Part of the general complaints from the 11% of the critics who did not like the new movie Loving was that it wasn’t exciting enough. The Wife and I saw it at the Spectrum in Albany, and we thought it was wonderfully understated.
This is based on a true story of a couple, a white man named Richard Loving (Joel Edgerton) and a black woman named Mildred Jeter (Ruth Negga) who had the audacity to fall in love in late 1950s Virginia. Mildred gets pregnant, so Richard does the honorable thing and proposes marriage.
But that wasn’t an option in the Dominion State in 1958, which had passed the Racial Integrity Act of 1924, making marriage between whites and non-whites a crime, so they go to Washington, DC to get hitched. They settle back in the small town of Central Point, VA. Based on an anonymous tip, the local police break into their domicile – a terrifying moment in the film – and find the Lovings sleeping in their bed.
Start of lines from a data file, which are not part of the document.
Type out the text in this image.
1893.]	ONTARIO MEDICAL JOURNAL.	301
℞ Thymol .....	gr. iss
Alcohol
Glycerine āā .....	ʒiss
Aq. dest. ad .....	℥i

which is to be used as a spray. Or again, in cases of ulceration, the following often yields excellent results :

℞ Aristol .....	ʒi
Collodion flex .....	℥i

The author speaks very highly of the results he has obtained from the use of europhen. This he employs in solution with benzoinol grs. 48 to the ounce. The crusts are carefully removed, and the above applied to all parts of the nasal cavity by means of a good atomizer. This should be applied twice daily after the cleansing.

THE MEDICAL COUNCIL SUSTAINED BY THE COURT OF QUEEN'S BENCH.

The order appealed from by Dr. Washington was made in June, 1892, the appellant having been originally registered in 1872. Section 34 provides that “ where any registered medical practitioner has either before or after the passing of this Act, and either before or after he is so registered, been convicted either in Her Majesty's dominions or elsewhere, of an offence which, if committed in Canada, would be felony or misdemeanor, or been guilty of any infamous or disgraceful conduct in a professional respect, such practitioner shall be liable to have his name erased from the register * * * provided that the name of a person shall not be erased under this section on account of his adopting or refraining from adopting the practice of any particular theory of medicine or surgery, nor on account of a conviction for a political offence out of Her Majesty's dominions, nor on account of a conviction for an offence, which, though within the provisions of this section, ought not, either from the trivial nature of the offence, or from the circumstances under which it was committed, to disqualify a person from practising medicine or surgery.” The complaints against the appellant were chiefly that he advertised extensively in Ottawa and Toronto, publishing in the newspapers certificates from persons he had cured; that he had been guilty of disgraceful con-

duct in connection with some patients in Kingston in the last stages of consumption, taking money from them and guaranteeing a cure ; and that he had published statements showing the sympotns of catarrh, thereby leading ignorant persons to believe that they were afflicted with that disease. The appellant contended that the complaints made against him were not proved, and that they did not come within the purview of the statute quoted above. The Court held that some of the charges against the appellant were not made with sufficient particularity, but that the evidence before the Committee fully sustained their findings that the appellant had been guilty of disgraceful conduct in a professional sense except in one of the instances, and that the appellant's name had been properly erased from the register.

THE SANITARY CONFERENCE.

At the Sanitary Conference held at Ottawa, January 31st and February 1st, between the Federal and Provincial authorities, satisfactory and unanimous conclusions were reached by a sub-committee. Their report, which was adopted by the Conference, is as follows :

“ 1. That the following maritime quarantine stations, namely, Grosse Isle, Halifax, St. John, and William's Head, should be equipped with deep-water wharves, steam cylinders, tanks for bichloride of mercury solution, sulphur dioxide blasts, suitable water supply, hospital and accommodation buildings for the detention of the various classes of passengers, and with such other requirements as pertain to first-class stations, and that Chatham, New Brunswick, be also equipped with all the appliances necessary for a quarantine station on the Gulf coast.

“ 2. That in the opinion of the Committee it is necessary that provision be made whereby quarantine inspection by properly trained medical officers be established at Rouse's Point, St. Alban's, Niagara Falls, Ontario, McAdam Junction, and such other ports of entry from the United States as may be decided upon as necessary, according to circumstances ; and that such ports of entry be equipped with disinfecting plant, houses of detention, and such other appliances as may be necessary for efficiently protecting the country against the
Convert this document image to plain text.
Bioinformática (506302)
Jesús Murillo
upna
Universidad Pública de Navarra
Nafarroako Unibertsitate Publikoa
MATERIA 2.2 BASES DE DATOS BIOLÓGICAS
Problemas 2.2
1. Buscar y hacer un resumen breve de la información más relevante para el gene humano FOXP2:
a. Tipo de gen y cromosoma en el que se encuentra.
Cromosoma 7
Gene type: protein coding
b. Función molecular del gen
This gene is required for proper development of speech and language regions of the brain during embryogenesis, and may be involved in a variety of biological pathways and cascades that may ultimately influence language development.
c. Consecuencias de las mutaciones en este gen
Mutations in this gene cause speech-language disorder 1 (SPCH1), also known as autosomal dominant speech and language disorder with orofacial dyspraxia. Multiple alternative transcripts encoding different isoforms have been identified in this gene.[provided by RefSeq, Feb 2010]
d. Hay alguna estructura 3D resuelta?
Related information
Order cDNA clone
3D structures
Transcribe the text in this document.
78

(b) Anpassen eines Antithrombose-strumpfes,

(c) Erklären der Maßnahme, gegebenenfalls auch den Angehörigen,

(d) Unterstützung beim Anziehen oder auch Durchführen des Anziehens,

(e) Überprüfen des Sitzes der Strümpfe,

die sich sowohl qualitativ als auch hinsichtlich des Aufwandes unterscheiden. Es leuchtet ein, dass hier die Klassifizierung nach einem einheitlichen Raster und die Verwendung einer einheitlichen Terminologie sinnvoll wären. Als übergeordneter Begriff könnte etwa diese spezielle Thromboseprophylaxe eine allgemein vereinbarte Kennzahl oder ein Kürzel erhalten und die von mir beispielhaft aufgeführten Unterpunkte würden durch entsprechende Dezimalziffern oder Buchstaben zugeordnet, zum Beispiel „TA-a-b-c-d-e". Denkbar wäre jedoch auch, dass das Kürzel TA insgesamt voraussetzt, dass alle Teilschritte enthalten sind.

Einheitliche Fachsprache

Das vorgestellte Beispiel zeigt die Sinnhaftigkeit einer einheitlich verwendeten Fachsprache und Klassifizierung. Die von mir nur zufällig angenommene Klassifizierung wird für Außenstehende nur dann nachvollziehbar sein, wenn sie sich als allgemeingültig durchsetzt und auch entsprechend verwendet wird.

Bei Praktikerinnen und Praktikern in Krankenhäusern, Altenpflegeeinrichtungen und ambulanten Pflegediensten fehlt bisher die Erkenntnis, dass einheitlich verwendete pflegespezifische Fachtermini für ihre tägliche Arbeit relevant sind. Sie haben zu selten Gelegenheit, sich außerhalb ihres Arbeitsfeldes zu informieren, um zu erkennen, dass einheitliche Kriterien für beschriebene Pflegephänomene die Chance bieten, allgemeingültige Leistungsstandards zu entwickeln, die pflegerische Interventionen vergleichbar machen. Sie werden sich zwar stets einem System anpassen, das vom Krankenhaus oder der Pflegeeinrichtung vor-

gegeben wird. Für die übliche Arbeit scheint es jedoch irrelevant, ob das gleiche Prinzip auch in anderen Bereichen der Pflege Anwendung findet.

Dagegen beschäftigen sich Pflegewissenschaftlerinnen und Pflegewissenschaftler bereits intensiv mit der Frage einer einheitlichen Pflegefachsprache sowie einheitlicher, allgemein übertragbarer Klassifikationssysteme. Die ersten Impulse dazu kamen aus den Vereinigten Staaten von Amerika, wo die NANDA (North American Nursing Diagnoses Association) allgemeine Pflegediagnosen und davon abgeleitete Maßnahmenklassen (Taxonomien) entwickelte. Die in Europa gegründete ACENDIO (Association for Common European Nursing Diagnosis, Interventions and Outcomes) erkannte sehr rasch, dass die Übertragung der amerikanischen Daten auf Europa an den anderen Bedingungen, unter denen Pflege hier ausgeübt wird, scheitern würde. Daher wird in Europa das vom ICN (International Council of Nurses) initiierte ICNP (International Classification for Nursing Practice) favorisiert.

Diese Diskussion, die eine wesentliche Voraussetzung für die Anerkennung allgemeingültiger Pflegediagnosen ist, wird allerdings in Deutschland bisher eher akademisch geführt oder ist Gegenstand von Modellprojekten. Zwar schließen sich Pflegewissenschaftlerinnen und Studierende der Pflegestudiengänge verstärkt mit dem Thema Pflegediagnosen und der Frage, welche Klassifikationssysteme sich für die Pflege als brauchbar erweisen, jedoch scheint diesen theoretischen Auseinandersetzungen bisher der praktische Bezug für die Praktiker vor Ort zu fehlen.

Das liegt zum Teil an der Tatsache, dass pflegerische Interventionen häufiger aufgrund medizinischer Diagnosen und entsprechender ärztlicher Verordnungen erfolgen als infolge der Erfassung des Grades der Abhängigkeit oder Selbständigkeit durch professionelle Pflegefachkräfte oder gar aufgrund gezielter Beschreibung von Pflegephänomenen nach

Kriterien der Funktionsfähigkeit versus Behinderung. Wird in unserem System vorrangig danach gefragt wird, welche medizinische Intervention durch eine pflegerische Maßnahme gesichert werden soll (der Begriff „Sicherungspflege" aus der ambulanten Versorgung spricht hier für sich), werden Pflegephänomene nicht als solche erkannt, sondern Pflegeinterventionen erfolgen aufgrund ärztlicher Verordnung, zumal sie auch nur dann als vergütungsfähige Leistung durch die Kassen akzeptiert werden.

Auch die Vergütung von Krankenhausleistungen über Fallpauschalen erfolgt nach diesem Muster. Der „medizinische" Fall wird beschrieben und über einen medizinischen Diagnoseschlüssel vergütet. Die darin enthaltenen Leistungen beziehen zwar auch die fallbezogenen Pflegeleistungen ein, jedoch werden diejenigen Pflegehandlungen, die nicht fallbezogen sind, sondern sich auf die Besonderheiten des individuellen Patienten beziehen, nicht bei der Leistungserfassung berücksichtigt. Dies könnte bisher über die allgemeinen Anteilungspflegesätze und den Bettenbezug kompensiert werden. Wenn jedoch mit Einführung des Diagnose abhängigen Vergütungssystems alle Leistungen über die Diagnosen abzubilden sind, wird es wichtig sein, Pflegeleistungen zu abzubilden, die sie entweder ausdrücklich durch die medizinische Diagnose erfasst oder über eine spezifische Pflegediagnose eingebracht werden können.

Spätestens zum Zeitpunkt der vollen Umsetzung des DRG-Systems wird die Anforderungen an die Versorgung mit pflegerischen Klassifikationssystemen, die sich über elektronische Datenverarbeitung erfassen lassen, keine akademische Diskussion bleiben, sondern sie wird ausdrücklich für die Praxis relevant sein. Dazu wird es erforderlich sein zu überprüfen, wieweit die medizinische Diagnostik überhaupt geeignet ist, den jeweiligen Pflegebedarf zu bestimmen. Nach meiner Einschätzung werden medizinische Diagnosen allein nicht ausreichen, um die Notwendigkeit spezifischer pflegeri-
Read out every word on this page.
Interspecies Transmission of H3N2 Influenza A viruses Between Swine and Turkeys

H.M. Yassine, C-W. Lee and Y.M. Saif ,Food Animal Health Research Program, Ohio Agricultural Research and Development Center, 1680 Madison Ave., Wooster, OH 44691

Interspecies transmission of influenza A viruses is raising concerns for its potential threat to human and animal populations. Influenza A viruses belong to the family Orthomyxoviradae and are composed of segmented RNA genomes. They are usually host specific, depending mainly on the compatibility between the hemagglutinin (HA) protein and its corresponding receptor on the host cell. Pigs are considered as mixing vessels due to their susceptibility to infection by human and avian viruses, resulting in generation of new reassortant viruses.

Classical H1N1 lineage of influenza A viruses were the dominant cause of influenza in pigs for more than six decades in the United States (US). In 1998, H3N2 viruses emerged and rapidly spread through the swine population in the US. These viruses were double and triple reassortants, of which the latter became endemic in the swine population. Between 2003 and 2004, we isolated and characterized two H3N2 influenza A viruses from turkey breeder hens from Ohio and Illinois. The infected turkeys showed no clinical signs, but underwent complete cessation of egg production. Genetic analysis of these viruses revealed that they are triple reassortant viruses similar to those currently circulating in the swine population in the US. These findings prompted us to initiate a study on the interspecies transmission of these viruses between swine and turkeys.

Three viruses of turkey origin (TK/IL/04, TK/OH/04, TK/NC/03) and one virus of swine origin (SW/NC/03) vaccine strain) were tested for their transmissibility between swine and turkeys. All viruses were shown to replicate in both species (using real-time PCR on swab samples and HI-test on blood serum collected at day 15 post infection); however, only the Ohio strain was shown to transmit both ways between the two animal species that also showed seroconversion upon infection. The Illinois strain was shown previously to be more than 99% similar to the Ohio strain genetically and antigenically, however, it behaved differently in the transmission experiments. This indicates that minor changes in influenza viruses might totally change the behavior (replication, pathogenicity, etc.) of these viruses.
Mildred pointed out the framed marriage certificate on the bedroom wall, but they were told the certificate was not valid in the Commonwealth.
“On January 6, 1959, the Lovings pled guilty to ‘cohabiting as man and wife, against the peace and dignity of the Commonwealth.’ They were sentenced to one year in prison, with the sentence suspended on condition that the couple leaves Virginia and not return together for at least 25 years,” an apparently generous offer worked out by a local attorney. “After their conviction, the couple moved to the District of Columbia.”
Frustrated by being away from their extended families, and not happy with urban life, Mildred Loving wrote a letter to US Attorney General Robert F. Kennedy. RFK referred her letter to the American Civil Liberties Union (ACLU) and young, inexperienced attorney Bernard S. Cohen, who, eventually, with fellow lawyer Philip J. Hirschkop, filed a motion on behalf of the Lovings in the Virginia trial court to “vacate the criminal judgments and set aside the Lovings’ sentences on the grounds that the Virginia miscegenation statutes ran counter to the Fourteenth Amendment’s Equal Protection Clause.”
This is a slow legal process, and the taciturn Richard is uncomfortable with the need to get publicity for the case, while Mildred appreciated its strategic importance. The tension might have split up a lesser couple. When the case was to be argued before the Supreme Court, the lawyers asked Richard what he’d want to say to the justices. Richard: “Tell them I love my wife.”
I had written about this case here, specifically Loving Day, on June 12, 1967, the date Loving v. Virginia overturned the laws not only in their case but in 14 other states.
Unfortunately, “Richard Loving died aged 41 in 1975 when a drunk driver struck his car in Caroline County, Virginia. Mildred Loving lost her right eye in the same accident. She died of pneumonia on May 2, 2008, in Milford, Virginia, aged 68. The couple had three children: Donald, Peggy, and Sidney.” Peggy was involved in the making of the movie.
As I suggested, there is tension in this film, but it’s subtle, such a brick around the LIFE magazine article they appear in. This was a mostly quiet, but extremely effective film for which Edgerton and Negga rightly received Golden Globe nominations.